Chapter 6: Integrating with Paid APIs¶
6.1 Why Use Paid APIs?¶
While open-source models are powerful, paid APIs:
-
Require no setup or training.
-
Are heavily optimized (fast inference).
-
Provide access to state-of-the-art models like GPT-4, DALL·E, or CartoonGAN.
-
Help you ship projects faster.
Examples of what you can do:
Project Type | Paid API Option | Task Performed |
---|---|---|
Chatbot / Assistant | OpenAI GPT-3.5/GPT-4 | Generate responses |
Meme Generator | OpenAI (captioning) | Funny/witty text |
Cartoonizer | Replicate (CartoonGAN) | Image-to-cartoon transformation |
Image Generator | Stability AI (SDXL) | Generate art or visuals |
Translator | DeepL API / OpenAI GPT | Translate between languages |
6.2 Using OpenAI API (Text-Based)¶
Installation
pip install openai python-dotenv
OPENAI_API_KEY=sk-xxxxxxxxxxxxxxxxxxxxx
import openai
import os
from dotenv import load_dotenv
load_dotenv()
openai.api_key = os.getenv("OPENAI_API_KEY")
@app.post("/generate")
def generate_caption(request: PromptInput):
response = openai.ChatCompletion.create(
model="gpt-3.5-turbo",
messages=[
{"role": "system", "content": "You are a funny meme caption generator."},
{"role": "user", "content": request.prompt}
]
)
return {"caption": response['choices'][0]['message']['content']}
You can switch to gpt-4 later by changing the model name.
6.3 Using Replicate API (Image-Based)¶
installation
pip install replicate
REPLICATE_API_TOKEN=r8_your_api_token_here
import replicate
import os
replicate.Client(api_token=os.getenv("REPLICATE_API_TOKEN"))
def cartoonize_image(image_path):
output = replicate.run(
"tstramer/cartoonify:latest",
input={"image": open(image_path, "rb")}
)
return output # typically a URL
6.4 Securing API Keys in Production¶
Best Practices:
-
Use .env for local development.
-
Use Secrets tab in Railway / Hugging Face Spaces / Vercel for production.
-
In frontend projects, never expose API keys directly.
○ Frontend → calls backend → backend calls OpenAI.

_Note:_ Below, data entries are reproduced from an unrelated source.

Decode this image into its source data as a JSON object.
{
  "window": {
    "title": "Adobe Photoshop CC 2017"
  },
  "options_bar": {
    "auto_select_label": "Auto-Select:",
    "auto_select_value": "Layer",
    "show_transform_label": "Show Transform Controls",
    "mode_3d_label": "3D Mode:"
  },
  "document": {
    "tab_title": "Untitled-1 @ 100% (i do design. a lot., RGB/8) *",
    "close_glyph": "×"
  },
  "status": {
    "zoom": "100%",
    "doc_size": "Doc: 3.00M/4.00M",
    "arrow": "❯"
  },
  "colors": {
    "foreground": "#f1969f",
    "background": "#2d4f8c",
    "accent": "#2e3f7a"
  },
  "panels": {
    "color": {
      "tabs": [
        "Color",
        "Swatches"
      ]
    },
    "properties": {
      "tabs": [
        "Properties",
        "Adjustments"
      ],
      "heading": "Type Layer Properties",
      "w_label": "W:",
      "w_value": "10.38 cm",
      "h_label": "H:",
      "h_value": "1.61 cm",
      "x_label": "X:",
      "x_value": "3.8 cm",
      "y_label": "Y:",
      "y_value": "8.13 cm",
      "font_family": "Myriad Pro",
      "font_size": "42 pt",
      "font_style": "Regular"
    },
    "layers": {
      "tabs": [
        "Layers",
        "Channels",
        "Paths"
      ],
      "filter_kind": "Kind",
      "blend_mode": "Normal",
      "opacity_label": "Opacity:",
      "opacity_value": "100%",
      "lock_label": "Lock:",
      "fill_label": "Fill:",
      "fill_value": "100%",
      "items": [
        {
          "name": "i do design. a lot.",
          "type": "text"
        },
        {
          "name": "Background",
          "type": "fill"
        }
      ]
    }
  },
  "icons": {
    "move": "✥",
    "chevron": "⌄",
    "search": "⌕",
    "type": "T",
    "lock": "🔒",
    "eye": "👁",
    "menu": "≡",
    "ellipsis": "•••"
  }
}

6.5 Cost Control Tips (Prevent Exploding Bills)¶
Tip | Description |
---|---|
Limit request frequency | Add cooldown or delay between calls (e.g., 1 call/10s) |
Monitor token usage | Log token usage per request (OpenAI provides this) |
Use smaller models | Prefer gpt-3.5-turbo instead of gpt-4 |
Block long prompts | Enforce input length limit from frontend |
Add caching | Cache repeated results (e.g., for meme captions) |
Summarize before sending | If chaining user inputs, summarize old messages |
Hugging Face & Railway let you inspect logs and rate-limit usage if needed.
6.6 Testing with Rate Limits¶
Here’s a simple example using a manual throttle:
import time
last_request_time = 0
def call_api_throttled(prompt):
global last_request_time
now = time.time()
if now - last_request_time < 5: # 5 sec cooldown
return {"error": "Please wait before trying again."}
last_request_time = now
# continue with API call
For production, you can use:
-
Redis for persistent rate tracking
-
FastAPI middleware to track usage per IP/user
6.7 When to Use Paid APIs (vs Free Models)¶
Situation | Use Paid API? |
---|---|
You need quick prototyping | Yes (fastest to deploy) |
You’re demoing for recruiters | Yes (polished output) |
You’re building MVP for users | Yes (lower risk) |
You’re training custom models | Use open-source |
You want offline access | Use local inference |
You’re processing huge volume | May be too expensive |
Start with APIs, then optimize with free or local alternatives when scaling.
--
Chapter Summary¶
-
You’ve integrated OpenAI and Replicate APIs into your backend.
-
Your keys are secured with .env and deployment secrets.
-
You’ve added cost control, safe request handling, and fallback logic.
-
You're now ready to build production-level AI features efficiently!